Humanity needs ethics as well as rights. It is linked to rights as well as to morals and neither of the two rights or morals is in itself the criterion of humanity.
The sacred religion of Islam has the great privilege of having approved both rights and ethics. In Islam as was mentioned before sincerity and right action in the moral sense is considered a virtue; and knowledge of rights and defending them is also considered a virtue and to be human. This matter has details which cannot be gone into here.
However the particular mentality of the east set to work. In spite of the fact that in the beginning the concept of rights and the insistence on morality had both been acquired from Islam the east gradually let go of rights and focused its attention on morals.
Our point is that the problem with which are at present confronted is a problem of rights a philosophical and intellectual problem a problem based upon arguments and reasoning. It is closely connected with reality of justice and the nature of the rights. Justice and rights were in existence before any laws were passed in the world so the enacting of a law cannot change the reality of justice and the human rights of mankind.
Montesquieu said: “Before man created laws there seem to have been relations founded on law and upon justice between creatures. The existence of these relations itself was the cause of the creation of laws. If we say that apart from the actual first laws consisting of orders and prohibitions nothing else just or unjust exist it is as if we say that before man drew a circle the radii of that circle were not all equal”.
Herbert Spencer said: Justice is associated not with the sentiments but with something else which is the natural rights of individuals.

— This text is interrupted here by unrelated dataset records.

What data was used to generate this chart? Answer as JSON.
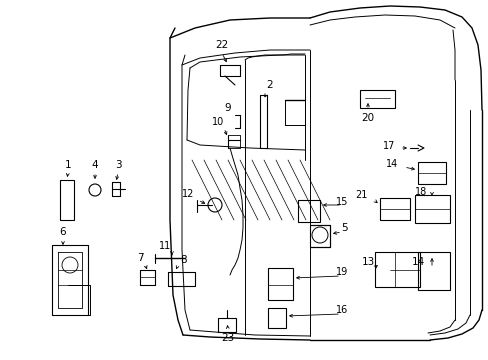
{
  "bg_color": "#ffffff",
  "line_color": "#000000",
  "text_color": "#000000",
  "fig_width": 4.89,
  "fig_height": 3.6,
  "dpi": 100
}
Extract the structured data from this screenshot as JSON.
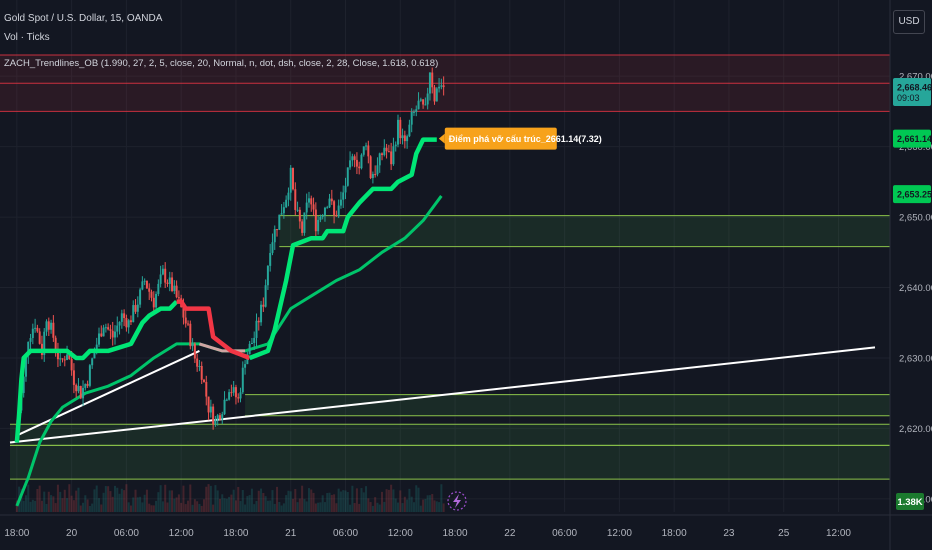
{
  "header": {
    "symbol": "Gold Spot / U.S. Dollar, 15, OANDA",
    "volume": "Vol · Ticks",
    "indicator": "ZACH_Trendlines_OB (1.990, 27, 2, 5, close, 20, Normal, n, dot, dsh, close, 2, 28, Close, 1.618, 0.618)"
  },
  "currency_button": "USD",
  "annotation": "Điểm phá vỡ cấu trúc_2661.14(7.32)",
  "price_tags": [
    {
      "value": 2668.465,
      "text": "2,668.465",
      "sub": "09:03",
      "color": "#26a69a",
      "text_color": "#131722"
    },
    {
      "value": 2661.144,
      "text": "2,661.144",
      "color": "#00c853",
      "text_color": "#131722"
    },
    {
      "value": 2653.252,
      "text": "2,653.252",
      "color": "#00c853",
      "text_color": "#131722"
    }
  ],
  "volume_tag": {
    "text": "1.38K",
    "color": "#1b7a2e"
  },
  "colors": {
    "background": "#131722",
    "grid": "#1e222d",
    "candle_up": "#26a69a",
    "candle_down": "#ef5350",
    "trend_up": "#00e676",
    "trend_down": "#f23645",
    "ma": "#00c46a",
    "trendline": "#ffffff",
    "zone_fill": "rgba(76,175,80,0.13)",
    "zone_border": "#8bc34a",
    "res_fill": "rgba(242,54,69,0.10)",
    "res_border": "#f23645",
    "annotation_bg": "#f7a21b"
  },
  "chart_data": {
    "type": "candlestick",
    "ylim": [
      2607,
      2674
    ],
    "y_ticks": [
      2610,
      2620,
      2630,
      2640,
      2650,
      2660,
      2670
    ],
    "y_tick_labels": [
      "2,610.000",
      "2,620.000",
      "2,630.000",
      "2,640.000",
      "2,650.000",
      "2,660.000",
      "2,670.000"
    ],
    "x_ticks": [
      {
        "i": 0,
        "label": "18:00"
      },
      {
        "i": 24,
        "label": "20"
      },
      {
        "i": 48,
        "label": "06:00"
      },
      {
        "i": 72,
        "label": "12:00"
      },
      {
        "i": 96,
        "label": "18:00"
      },
      {
        "i": 120,
        "label": "21"
      },
      {
        "i": 144,
        "label": "06:00"
      },
      {
        "i": 168,
        "label": "12:00"
      },
      {
        "i": 192,
        "label": "18:00"
      },
      {
        "i": 216,
        "label": "22"
      },
      {
        "i": 240,
        "label": "06:00"
      },
      {
        "i": 264,
        "label": "12:00"
      },
      {
        "i": 288,
        "label": "18:00"
      },
      {
        "i": 312,
        "label": "23"
      },
      {
        "i": 336,
        "label": "25"
      },
      {
        "i": 360,
        "label": "12:00"
      }
    ],
    "x_range": [
      -3,
      376
    ],
    "price_path": [
      [
        0,
        2620.5
      ],
      [
        3,
        2627
      ],
      [
        5,
        2633
      ],
      [
        8,
        2635
      ],
      [
        11,
        2631
      ],
      [
        13,
        2636
      ],
      [
        16,
        2633
      ],
      [
        19,
        2629
      ],
      [
        22,
        2631
      ],
      [
        25,
        2627
      ],
      [
        28,
        2625
      ],
      [
        31,
        2627
      ],
      [
        34,
        2631
      ],
      [
        38,
        2635
      ],
      [
        42,
        2633
      ],
      [
        46,
        2636
      ],
      [
        49,
        2635
      ],
      [
        53,
        2638
      ],
      [
        56,
        2641
      ],
      [
        60,
        2638
      ],
      [
        64,
        2642
      ],
      [
        68,
        2640
      ],
      [
        72,
        2637
      ],
      [
        75,
        2634
      ],
      [
        78,
        2630
      ],
      [
        81,
        2628
      ],
      [
        84,
        2623
      ],
      [
        87,
        2621
      ],
      [
        90,
        2623
      ],
      [
        93,
        2626
      ],
      [
        97,
        2624
      ],
      [
        100,
        2630
      ],
      [
        104,
        2633
      ],
      [
        108,
        2638
      ],
      [
        111,
        2646
      ],
      [
        114,
        2649
      ],
      [
        118,
        2653
      ],
      [
        120,
        2656
      ],
      [
        122,
        2651
      ],
      [
        125,
        2648
      ],
      [
        128,
        2653
      ],
      [
        131,
        2649
      ],
      [
        134,
        2651
      ],
      [
        137,
        2653
      ],
      [
        139,
        2650
      ],
      [
        142,
        2652
      ],
      [
        145,
        2656
      ],
      [
        148,
        2659
      ],
      [
        150,
        2657
      ],
      [
        153,
        2661
      ],
      [
        155,
        2656
      ],
      [
        158,
        2657
      ],
      [
        161,
        2660
      ],
      [
        164,
        2658
      ],
      [
        167,
        2663
      ],
      [
        170,
        2660
      ],
      [
        173,
        2664
      ],
      [
        176,
        2666
      ],
      [
        179,
        2665
      ],
      [
        181,
        2671
      ],
      [
        183,
        2667
      ],
      [
        185,
        2669
      ],
      [
        187,
        2668.5
      ]
    ],
    "trend_line": [
      {
        "color": "up",
        "points": [
          [
            0,
            2618
          ],
          [
            1,
            2622
          ],
          [
            2,
            2627
          ],
          [
            3,
            2630
          ],
          [
            6,
            2631
          ],
          [
            22,
            2631
          ],
          [
            26,
            2630
          ],
          [
            29,
            2630
          ],
          [
            32,
            2631
          ],
          [
            40,
            2631
          ],
          [
            50,
            2632
          ],
          [
            55,
            2635
          ],
          [
            58,
            2636
          ],
          [
            63,
            2637
          ],
          [
            67,
            2637
          ],
          [
            70,
            2638
          ]
        ]
      },
      {
        "color": "down",
        "points": [
          [
            70,
            2638
          ],
          [
            72,
            2638
          ],
          [
            74,
            2637
          ],
          [
            84,
            2637
          ],
          [
            86,
            2633
          ],
          [
            90,
            2632
          ],
          [
            94,
            2631
          ],
          [
            98,
            2630.5
          ],
          [
            102,
            2630
          ]
        ]
      },
      {
        "color": "up",
        "points": [
          [
            102,
            2630
          ],
          [
            110,
            2631
          ],
          [
            113,
            2634
          ],
          [
            118,
            2641
          ],
          [
            121,
            2646
          ],
          [
            125,
            2646.5
          ],
          [
            129,
            2647
          ],
          [
            134,
            2647
          ],
          [
            136,
            2648
          ],
          [
            143,
            2648
          ],
          [
            145,
            2650
          ],
          [
            150,
            2652
          ],
          [
            156,
            2654
          ],
          [
            164,
            2654
          ],
          [
            167,
            2655
          ],
          [
            173,
            2656
          ],
          [
            175,
            2659
          ],
          [
            178,
            2661
          ],
          [
            181,
            2661
          ],
          [
            184,
            2661
          ]
        ]
      }
    ],
    "moving_average": [
      [
        0,
        2609
      ],
      [
        5,
        2613
      ],
      [
        10,
        2618
      ],
      [
        15,
        2621
      ],
      [
        20,
        2623
      ],
      [
        30,
        2625
      ],
      [
        40,
        2626
      ],
      [
        50,
        2627.5
      ],
      [
        60,
        2630
      ],
      [
        70,
        2632
      ],
      [
        80,
        2632
      ],
      [
        90,
        2631
      ],
      [
        100,
        2631
      ],
      [
        110,
        2632
      ],
      [
        120,
        2637
      ],
      [
        130,
        2639
      ],
      [
        140,
        2641
      ],
      [
        150,
        2642.5
      ],
      [
        160,
        2645
      ],
      [
        170,
        2647
      ],
      [
        178,
        2649.5
      ],
      [
        186,
        2653
      ]
    ],
    "ma_dim_segment": [
      80,
      100
    ],
    "trendlines": [
      {
        "from": [
          0,
          2619
        ],
        "to": [
          80,
          2631
        ]
      },
      {
        "from": [
          -3,
          2618
        ],
        "to": [
          376,
          2631.5
        ]
      }
    ],
    "zones": [
      {
        "y_top": 2650.2,
        "y_bottom": 2645.8,
        "x_start": 115
      },
      {
        "y_top": 2624.8,
        "y_bottom": 2621.8,
        "x_start": 100
      },
      {
        "y_top": 2620.6,
        "y_bottom": 2617.6,
        "x_start": -3
      },
      {
        "y_top": 2617.6,
        "y_bottom": 2612.8,
        "x_start": -3
      }
    ],
    "resistance_zone": {
      "y_top": 2673,
      "y_bottom": 2665
    },
    "resistance_lines": [
      2669.0
    ],
    "annotation_at": {
      "i": 184,
      "y": 2661.14
    }
  }
}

For justice to have external reality it is necessary to have regard for rights and innate differences”.1
The European philosophers who upheld and still do hold this view are in large number. The manifestos and proclamations that were drawn up and the material that was incorporated under the heading of Human Rights has as its source this very theory of natural rights. In other words it was the theory of natural and innate rights which reappeared in the form of the Proclamation of Human Rights.
Once again what Montesquieu Spencer and others have said concerning justice is as we know the very same thing that theologians have said concerning the inborn intellectual capacity to determine ‘right’ and ‘wrong’ and the real meanings of justice. Amongst Islamic scholars there were some individuals who refused to accept the idea of instinctive rights and considered justice as something conventional. Amongst Europeans also such a belief existed. The Englishman Hobbes refused to accept justice as having real existence.
1. Both translated from the Persian. Originals untraced. (Tr.)